「メディカル ジャパン東京」来月開幕 経営改善につなぐ場へ
RX Japan執行役員・矢島大地氏

「メディカル ジャパン東京」来月開幕
経営改善につなぐ場へ
RX Japan執行役員・矢島大地氏

<取材:CBnews>

 医療や介護の総合展示会「メディカル ジャパン東京」(東京展)が10月1日、千葉市の幕張メッセで開幕する。3日まで。物価高騰による収益悪化や人手不足など課題山積の医療・介護業界。それだけに業界関係者からの東京展への期待は、いつも以上に大きい。主催するRX Japan執行役員で東京展事務局長の矢島大地氏は、その期待にどう応えるのでしょうか-。

 どこの業界でも同じですが、とりわけ医療・介護業界での人材不足は深刻です。DXを活用して、なんとか人材不足を補おうと考えている医療・介護の経営者はとても多いと思います。ただ、DX人材は全業界で引く手あまたです。さまざまな業種の企業と競争しながらDX人材を獲得しなければなりません。診療報酬や介護報酬の公定価格で経営を考えなければならない医療・介護業界は、より厳しい環境にあります。

 また、公定価格ゆえに、収益が悪化したからといって一般企業のように製品やサービスの価格を上げて対応もできません。こうした一般企業とは異なる経営環境の中で、医療・介護業界の将来を展示会としてどう描けばいいのか。8回目となる今回は、これまで以上にその点を特に意識し、東京展を企画しています。
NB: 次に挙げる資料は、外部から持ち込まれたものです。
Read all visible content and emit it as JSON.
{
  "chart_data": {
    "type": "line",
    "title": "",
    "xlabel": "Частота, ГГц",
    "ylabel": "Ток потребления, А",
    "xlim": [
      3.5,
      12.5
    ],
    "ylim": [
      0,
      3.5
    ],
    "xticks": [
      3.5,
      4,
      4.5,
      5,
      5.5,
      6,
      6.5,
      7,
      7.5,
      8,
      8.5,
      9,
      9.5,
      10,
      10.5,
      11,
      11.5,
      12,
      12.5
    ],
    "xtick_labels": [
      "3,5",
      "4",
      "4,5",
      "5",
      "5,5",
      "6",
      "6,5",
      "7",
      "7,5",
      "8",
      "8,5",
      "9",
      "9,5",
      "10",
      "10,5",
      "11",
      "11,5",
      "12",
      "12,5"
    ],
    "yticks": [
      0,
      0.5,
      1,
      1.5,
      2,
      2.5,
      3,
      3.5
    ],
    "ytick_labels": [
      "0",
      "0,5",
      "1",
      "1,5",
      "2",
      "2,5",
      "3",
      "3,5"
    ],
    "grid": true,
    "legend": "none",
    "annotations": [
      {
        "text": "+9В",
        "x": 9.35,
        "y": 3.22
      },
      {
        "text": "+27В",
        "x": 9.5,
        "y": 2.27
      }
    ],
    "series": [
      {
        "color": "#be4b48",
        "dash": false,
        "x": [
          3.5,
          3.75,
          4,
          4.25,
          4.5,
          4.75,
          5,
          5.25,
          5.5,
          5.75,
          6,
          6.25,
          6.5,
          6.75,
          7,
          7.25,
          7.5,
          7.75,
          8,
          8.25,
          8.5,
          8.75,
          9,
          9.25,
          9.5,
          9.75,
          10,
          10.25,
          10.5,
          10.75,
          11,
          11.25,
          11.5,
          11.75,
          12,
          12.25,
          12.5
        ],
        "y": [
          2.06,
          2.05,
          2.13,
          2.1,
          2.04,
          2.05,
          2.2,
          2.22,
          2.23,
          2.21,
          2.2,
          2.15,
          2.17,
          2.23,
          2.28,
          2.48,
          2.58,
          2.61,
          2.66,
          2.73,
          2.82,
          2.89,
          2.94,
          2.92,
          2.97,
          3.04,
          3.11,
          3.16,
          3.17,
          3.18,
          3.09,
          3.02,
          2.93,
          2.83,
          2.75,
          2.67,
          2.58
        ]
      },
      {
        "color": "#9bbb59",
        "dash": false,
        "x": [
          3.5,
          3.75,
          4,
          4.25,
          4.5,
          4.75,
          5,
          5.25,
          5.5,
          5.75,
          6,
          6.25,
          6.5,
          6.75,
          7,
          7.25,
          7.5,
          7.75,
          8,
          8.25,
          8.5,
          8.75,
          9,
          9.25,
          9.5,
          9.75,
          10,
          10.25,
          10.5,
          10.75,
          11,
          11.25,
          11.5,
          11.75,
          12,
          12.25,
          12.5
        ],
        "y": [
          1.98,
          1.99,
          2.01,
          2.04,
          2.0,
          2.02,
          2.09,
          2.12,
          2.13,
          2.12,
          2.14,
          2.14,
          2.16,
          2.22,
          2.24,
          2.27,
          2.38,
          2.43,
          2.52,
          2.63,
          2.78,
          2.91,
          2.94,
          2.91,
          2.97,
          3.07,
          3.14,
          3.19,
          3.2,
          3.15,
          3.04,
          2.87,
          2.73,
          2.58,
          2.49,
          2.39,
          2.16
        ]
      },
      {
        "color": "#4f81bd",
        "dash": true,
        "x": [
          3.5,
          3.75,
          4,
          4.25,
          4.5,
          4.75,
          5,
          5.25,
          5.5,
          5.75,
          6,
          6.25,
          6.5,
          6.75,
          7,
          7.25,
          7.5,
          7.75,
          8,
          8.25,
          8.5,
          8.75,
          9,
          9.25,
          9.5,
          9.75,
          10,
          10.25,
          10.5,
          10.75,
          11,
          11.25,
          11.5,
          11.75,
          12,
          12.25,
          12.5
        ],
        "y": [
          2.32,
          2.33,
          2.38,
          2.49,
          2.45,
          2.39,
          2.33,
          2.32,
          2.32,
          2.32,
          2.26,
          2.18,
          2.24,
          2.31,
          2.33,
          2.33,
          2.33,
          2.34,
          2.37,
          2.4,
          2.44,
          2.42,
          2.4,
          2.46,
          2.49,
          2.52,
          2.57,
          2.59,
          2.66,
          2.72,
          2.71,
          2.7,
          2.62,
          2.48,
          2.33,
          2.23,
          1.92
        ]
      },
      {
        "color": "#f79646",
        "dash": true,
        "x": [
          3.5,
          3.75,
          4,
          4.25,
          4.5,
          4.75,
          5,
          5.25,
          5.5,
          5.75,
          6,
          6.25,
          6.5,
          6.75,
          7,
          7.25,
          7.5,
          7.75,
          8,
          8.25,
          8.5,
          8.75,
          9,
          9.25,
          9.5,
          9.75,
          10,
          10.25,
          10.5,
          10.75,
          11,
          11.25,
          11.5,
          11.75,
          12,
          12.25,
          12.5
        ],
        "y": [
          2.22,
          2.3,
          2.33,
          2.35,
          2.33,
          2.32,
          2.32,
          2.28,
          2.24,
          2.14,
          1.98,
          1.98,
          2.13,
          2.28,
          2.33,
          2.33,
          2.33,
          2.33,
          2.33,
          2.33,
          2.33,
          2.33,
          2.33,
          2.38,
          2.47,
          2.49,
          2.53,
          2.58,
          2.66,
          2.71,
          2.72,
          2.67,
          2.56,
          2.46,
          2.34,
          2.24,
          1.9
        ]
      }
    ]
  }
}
 特に収益悪化は、そのまま放置するわけにはいかない喫緊の課題です。ただ、医療人材を削ったり、医療機器や設備を減らしたりすることは、医療の根幹にかかわることだけに容易にはできないのです。ただ、コスト削減は急務です。そこで目を付けたのが省エネです。ここ数年、電気代などが高騰し、経営を圧迫していますが、省エネ対策で見ると医療・介護は他の業界に比べて遅れています。今回の東京展では、「省エネ・コスト削減ソリューションフェア」を新設し、医療・介護の経営者などにコスト削減での“気付き”を提供したいと考えています。照明や空調の省エネ対策から建物設備の省エネ改修、ITを使い建物全体の効率的なエネルギー利用を提案するなど、各病院・介護施設に応じた製品・サービスが集まっています。
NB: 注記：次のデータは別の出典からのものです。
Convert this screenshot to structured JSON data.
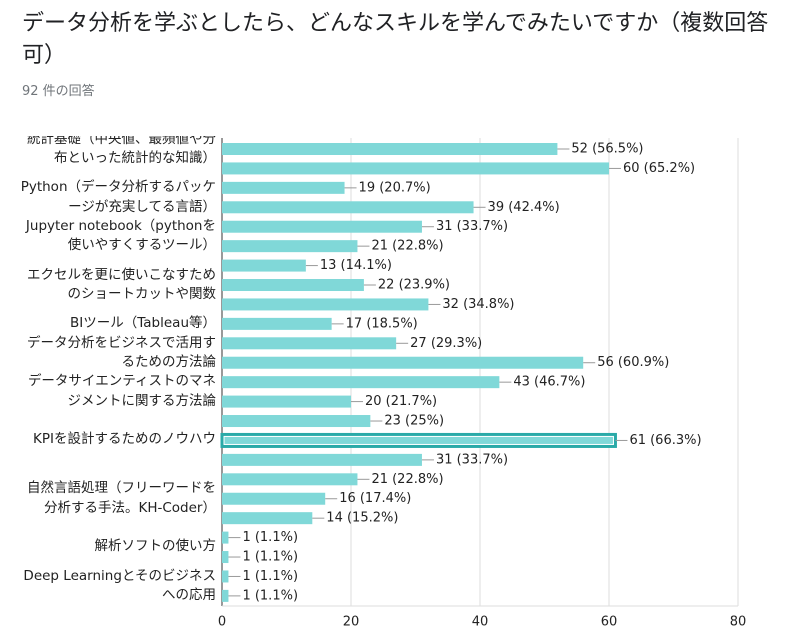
{
  "header": {
    "title": "データ分析を学ぶとしたら、どんなスキルを学んでみたいですか（複数回答可）",
    "subtitle": "92 件の回答"
  },
  "chart_data": {
    "type": "bar",
    "orientation": "horizontal",
    "color": "#80d8d8",
    "highlight_color": "#2aaaa8",
    "categories": [
      "統計基礎（中央値、最頻値や分布といった統計的な知識）",
      null,
      "Python（データ分析するパッケージが充実してる言語）",
      null,
      "Jupyter notebook（pythonを使いやすくするツール）",
      null,
      "エクセルを更に使いこなすためのショートカットや関数",
      null,
      null,
      "BIツール（Tableau等）",
      "データ分析をビジネスで活用するための方法論",
      null,
      "データサイエンティストのマネジメントに関する方法論",
      null,
      "KPIを設計するためのノウハウ",
      null,
      null,
      "自然言語処理（フリーワードを分析する手法。KH-Coder）",
      null,
      null,
      "解析ソフトの使い方",
      null,
      "Deep Learningとそのビジネスへの応用",
      null
    ],
    "values": [
      52,
      60,
      19,
      39,
      31,
      21,
      13,
      22,
      32,
      17,
      27,
      56,
      43,
      20,
      23,
      61,
      31,
      21,
      16,
      14,
      1,
      1,
      1,
      1
    ],
    "value_labels": [
      "52 (56.5%)",
      "60 (65.2%)",
      "19 (20.7%)",
      "39 (42.4%)",
      "31 (33.7%)",
      "21 (22.8%)",
      "13 (14.1%)",
      "22 (23.9%)",
      "32 (34.8%)",
      "17 (18.5%)",
      "27 (29.3%)",
      "56 (60.9%)",
      "43 (46.7%)",
      "20 (21.7%)",
      "23 (25%)",
      "61 (66.3%)",
      "31 (33.7%)",
      "21 (22.8%)",
      "16 (17.4%)",
      "14 (15.2%)",
      "1 (1.1%)",
      "1 (1.1%)",
      "1 (1.1%)",
      "1 (1.1%)"
    ],
    "highlighted": 15,
    "xlim": [
      0,
      80
    ],
    "xticks": [
      0,
      20,
      40,
      60,
      80
    ],
    "grid": true
  }
}
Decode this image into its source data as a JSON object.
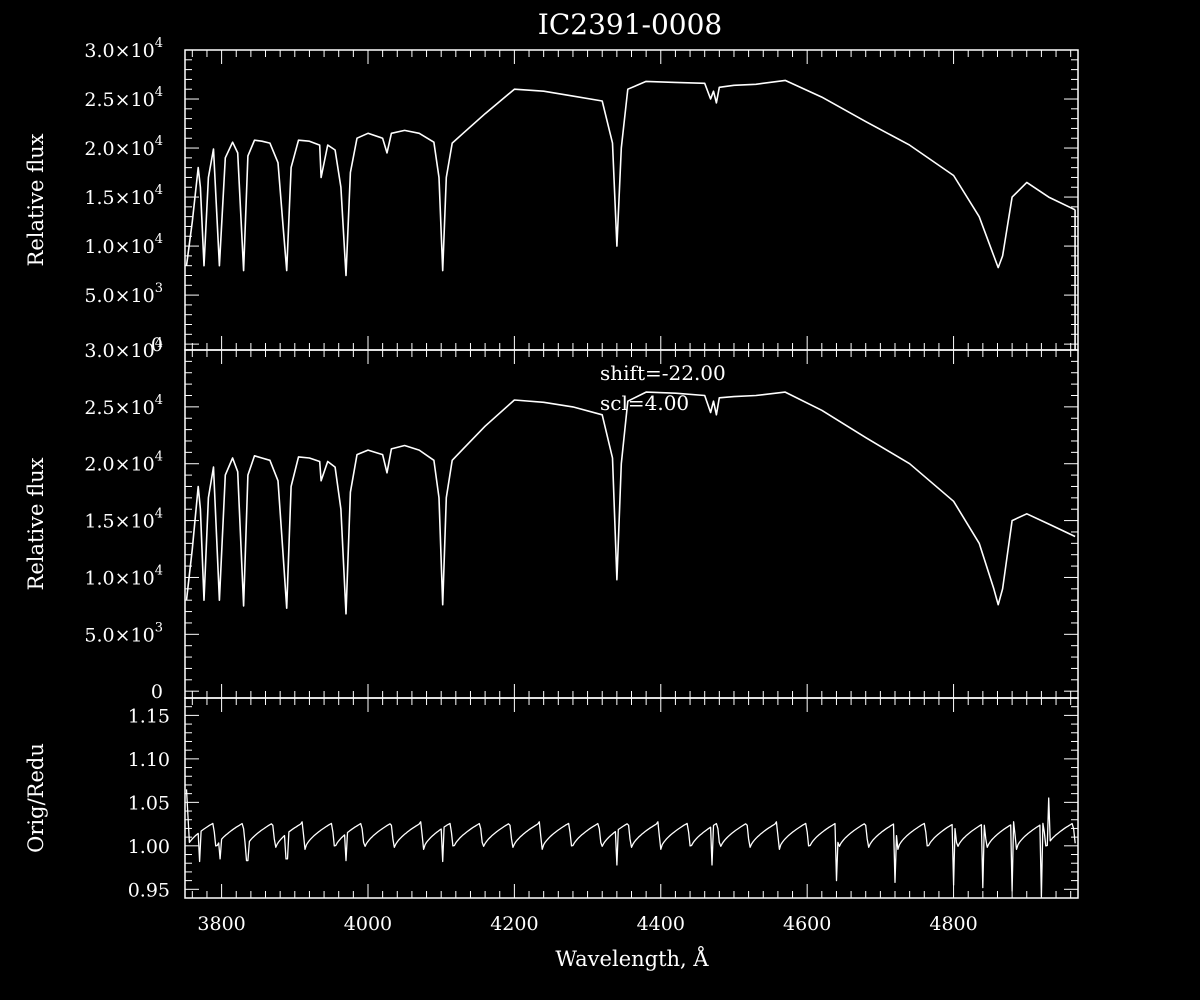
{
  "chart_data": [
    {
      "type": "line",
      "title": "IC2391-0008",
      "xlabel": "",
      "ylabel": "Relative flux",
      "xlim": [
        3750,
        4970
      ],
      "ylim": [
        -600,
        30000
      ],
      "yticks": [
        0,
        5000,
        10000,
        15000,
        20000,
        25000,
        30000
      ],
      "ytick_labels": [
        {
          "mant": "0",
          "exp": ""
        },
        {
          "mant": "5.0×10",
          "exp": "3"
        },
        {
          "mant": "1.0×10",
          "exp": "4"
        },
        {
          "mant": "1.5×10",
          "exp": "4"
        },
        {
          "mant": "2.0×10",
          "exp": "4"
        },
        {
          "mant": "2.5×10",
          "exp": "4"
        },
        {
          "mant": "3.0×10",
          "exp": "4"
        }
      ],
      "series": [
        {
          "name": "",
          "x": [
            3752,
            3760,
            3768,
            3771,
            3776,
            3782,
            3789,
            3797,
            3805,
            3815,
            3822,
            3830,
            3836,
            3845,
            3855,
            3866,
            3877,
            3884,
            3889,
            3895,
            3905,
            3920,
            3934,
            3936,
            3945,
            3955,
            3963,
            3970,
            3976,
            3985,
            4000,
            4020,
            4026,
            4032,
            4050,
            4070,
            4090,
            4097,
            4102,
            4107,
            4115,
            4130,
            4160,
            4200,
            4240,
            4280,
            4320,
            4334,
            4340,
            4346,
            4355,
            4380,
            4420,
            4460,
            4468,
            4472,
            4476,
            4480,
            4500,
            4530,
            4570,
            4620,
            4680,
            4740,
            4800,
            4835,
            4855,
            4861,
            4867,
            4880,
            4900,
            4930,
            4966
          ],
          "y": [
            8000,
            12500,
            18000,
            16000,
            8000,
            17000,
            19900,
            8000,
            19000,
            20600,
            19500,
            7500,
            19200,
            20800,
            20700,
            20500,
            18500,
            12000,
            7500,
            18000,
            20800,
            20700,
            20300,
            17000,
            20300,
            19800,
            16000,
            7000,
            17500,
            21000,
            21500,
            21000,
            19500,
            21500,
            21800,
            21500,
            20600,
            17000,
            7500,
            17000,
            20500,
            21500,
            23500,
            26000,
            25800,
            25300,
            24800,
            20500,
            10000,
            20000,
            26000,
            26800,
            26700,
            26600,
            25000,
            25800,
            24600,
            26200,
            26400,
            26500,
            26900,
            25200,
            22700,
            20300,
            17200,
            13000,
            9000,
            7800,
            9000,
            15000,
            16500,
            15000,
            13700
          ]
        }
      ]
    },
    {
      "type": "line",
      "title": "",
      "xlabel": "",
      "ylabel": "Relative flux",
      "xlim": [
        3750,
        4970
      ],
      "ylim": [
        -600,
        30000
      ],
      "annotations": [
        "shift=-22.00",
        "scl=4.00"
      ],
      "series": [
        {
          "name": "",
          "x": [
            3752,
            3760,
            3768,
            3771,
            3776,
            3782,
            3789,
            3797,
            3805,
            3815,
            3822,
            3830,
            3836,
            3845,
            3855,
            3866,
            3877,
            3884,
            3889,
            3895,
            3905,
            3920,
            3934,
            3936,
            3945,
            3955,
            3963,
            3970,
            3976,
            3985,
            4000,
            4020,
            4026,
            4032,
            4050,
            4070,
            4090,
            4097,
            4102,
            4107,
            4115,
            4130,
            4160,
            4200,
            4240,
            4280,
            4320,
            4334,
            4340,
            4346,
            4355,
            4380,
            4420,
            4460,
            4468,
            4472,
            4476,
            4480,
            4500,
            4530,
            4570,
            4620,
            4680,
            4740,
            4800,
            4835,
            4855,
            4861,
            4867,
            4880,
            4900,
            4930,
            4966
          ],
          "y": [
            8000,
            12500,
            18000,
            16000,
            8000,
            17000,
            19700,
            8000,
            19000,
            20500,
            19300,
            7500,
            19000,
            20700,
            20500,
            20300,
            18500,
            12000,
            7300,
            18000,
            20600,
            20500,
            20200,
            18500,
            20200,
            19700,
            16000,
            6800,
            17500,
            20800,
            21200,
            20800,
            19200,
            21300,
            21600,
            21200,
            20300,
            17000,
            7600,
            17000,
            20300,
            21300,
            23300,
            25600,
            25400,
            25000,
            24300,
            20500,
            9800,
            20000,
            25500,
            26300,
            26200,
            26000,
            24500,
            25500,
            24300,
            25800,
            25900,
            26000,
            26300,
            24700,
            22300,
            20000,
            16700,
            13000,
            9000,
            7600,
            9000,
            15000,
            15600,
            14700,
            13600
          ]
        }
      ]
    },
    {
      "type": "line",
      "title": "",
      "xlabel": "Wavelength, Å",
      "ylabel": "Orig/Redu",
      "xlim": [
        3750,
        4970
      ],
      "ylim": [
        0.94,
        1.17
      ],
      "yticks": [
        0.95,
        1.0,
        1.05,
        1.1,
        1.15
      ],
      "ytick_labels": [
        "0.95",
        "1.00",
        "1.05",
        "1.10",
        "1.15"
      ],
      "xticks": [
        3800,
        4000,
        4200,
        4400,
        4600,
        4800
      ],
      "xtick_labels": [
        "3800",
        "4000",
        "4200",
        "4400",
        "4600",
        "4800"
      ],
      "series": [
        {
          "name": "",
          "ripple": {
            "x_start": 3752,
            "x_end": 4966,
            "start_value": 1.065,
            "period": 40.5,
            "base": 0.996,
            "peak": 1.028,
            "dips": [
              {
                "x": 3770,
                "y": 0.982
              },
              {
                "x": 3798,
                "y": 0.985
              },
              {
                "x": 3835,
                "y": 0.983
              },
              {
                "x": 3889,
                "y": 0.985
              },
              {
                "x": 3970,
                "y": 0.983
              },
              {
                "x": 4102,
                "y": 0.982
              },
              {
                "x": 4340,
                "y": 0.978
              },
              {
                "x": 4470,
                "y": 0.978
              },
              {
                "x": 4640,
                "y": 0.96
              },
              {
                "x": 4720,
                "y": 0.958
              },
              {
                "x": 4800,
                "y": 0.955
              },
              {
                "x": 4840,
                "y": 0.952
              },
              {
                "x": 4880,
                "y": 0.948
              },
              {
                "x": 4920,
                "y": 0.942
              }
            ],
            "spikes": [
              {
                "x": 4930,
                "y": 1.055
              }
            ],
            "end_value": 1.003
          }
        }
      ]
    }
  ]
}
 「医療DX・IT EXPO」も東京展では今回初めてとなります。今年3月に開催した大阪展も好評でしたが、今回の出展規模は、大阪展の4倍くらいで、出展企業は80社を超えています。個人的な見方になるのですが、バックオフィス系の製品・サービスを提案する企業が目立ちます。先ほどDX人材の不足の話をしましたが、バックオフィス系人材も一般企業との取り合いになっています。RPAや人事・勤怠管理、業務効率化ツール、コミュニケーションツールなど幅広い企業が出展しています。もちろん、電子カルテや遠隔医療支援、AI診断支援をはじめ、いまの医療DXがまるっと分かるようになっています。
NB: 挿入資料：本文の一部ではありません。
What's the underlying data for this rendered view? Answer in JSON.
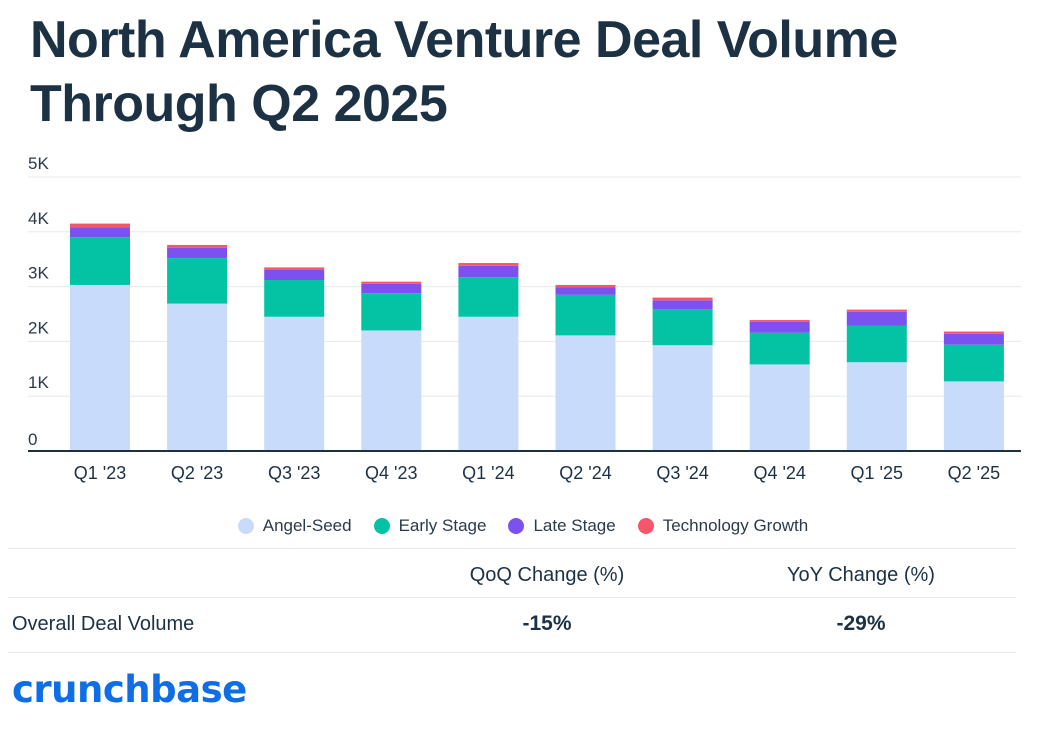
{
  "title": "North America Venture Deal Volume Through Q2 2025",
  "chart_data": {
    "type": "bar",
    "stacked": true,
    "title": "North America Venture Deal Volume Through Q2 2025",
    "xlabel": "",
    "ylabel": "",
    "ylim": [
      0,
      5000
    ],
    "yticks": [
      0,
      1000,
      2000,
      3000,
      4000,
      5000
    ],
    "ytick_labels": [
      "0",
      "1K",
      "2K",
      "3K",
      "4K",
      "5K"
    ],
    "grid": true,
    "legend_position": "bottom",
    "categories": [
      "Q1 '23",
      "Q2 '23",
      "Q3 '23",
      "Q4 '23",
      "Q1 '24",
      "Q2 '24",
      "Q3 '24",
      "Q4 '24",
      "Q1 '25",
      "Q2 '25"
    ],
    "series": [
      {
        "name": "Angel-Seed",
        "color": "#c9dbfa",
        "values": [
          3030,
          2690,
          2450,
          2200,
          2450,
          2110,
          1930,
          1580,
          1620,
          1270
        ]
      },
      {
        "name": "Early Stage",
        "color": "#04c3a5",
        "values": [
          870,
          830,
          670,
          680,
          720,
          740,
          660,
          580,
          670,
          670
        ]
      },
      {
        "name": "Late Stage",
        "color": "#7b52f0",
        "values": [
          180,
          190,
          190,
          170,
          210,
          140,
          160,
          200,
          250,
          200
        ]
      },
      {
        "name": "Technology Growth",
        "color": "#f7566a",
        "values": [
          70,
          50,
          40,
          40,
          50,
          40,
          50,
          30,
          40,
          40
        ]
      }
    ]
  },
  "table": {
    "headers": [
      "",
      "QoQ Change (%)",
      "YoY Change (%)"
    ],
    "rows": [
      {
        "label": "Overall Deal Volume",
        "qoq": "-15%",
        "yoy": "-29%"
      }
    ]
  },
  "brand": "crunchbase",
  "colors": {
    "title": "#1c3144",
    "brand": "#0f6ee6",
    "grid": "#e6e8ec",
    "axis": "#1c3144"
  }
}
 DX導入は、最終的に経営判断になります。今回の東京展のセミナーでは、複数の病院経営層に登壇していただき、経営目線でDXを知ることができます。また、「病院DXアワードプレイベント」も注目されます。今年3月の大阪展で1回目が開催された「病院DXアワード」(CBnews主催)ファイナルに進出したDX企業6社と、病院の事務部長、学会のDX委員長らで行う病院DXの本音ディベートです。DXの導入を検討している病院経営層には、とても参考になるのではないでしょうか。

 ほかにも「病院EXPO」や「介護・福祉EXPO」「次世代薬局EXPO」「未病・予防・健康EXPO」など数多くのエリアを用意しています。医療・介護の業界の課題改善につなげる場として、医療・介護の一大プラットフォームである東京展に、ぜひ足を運んでください。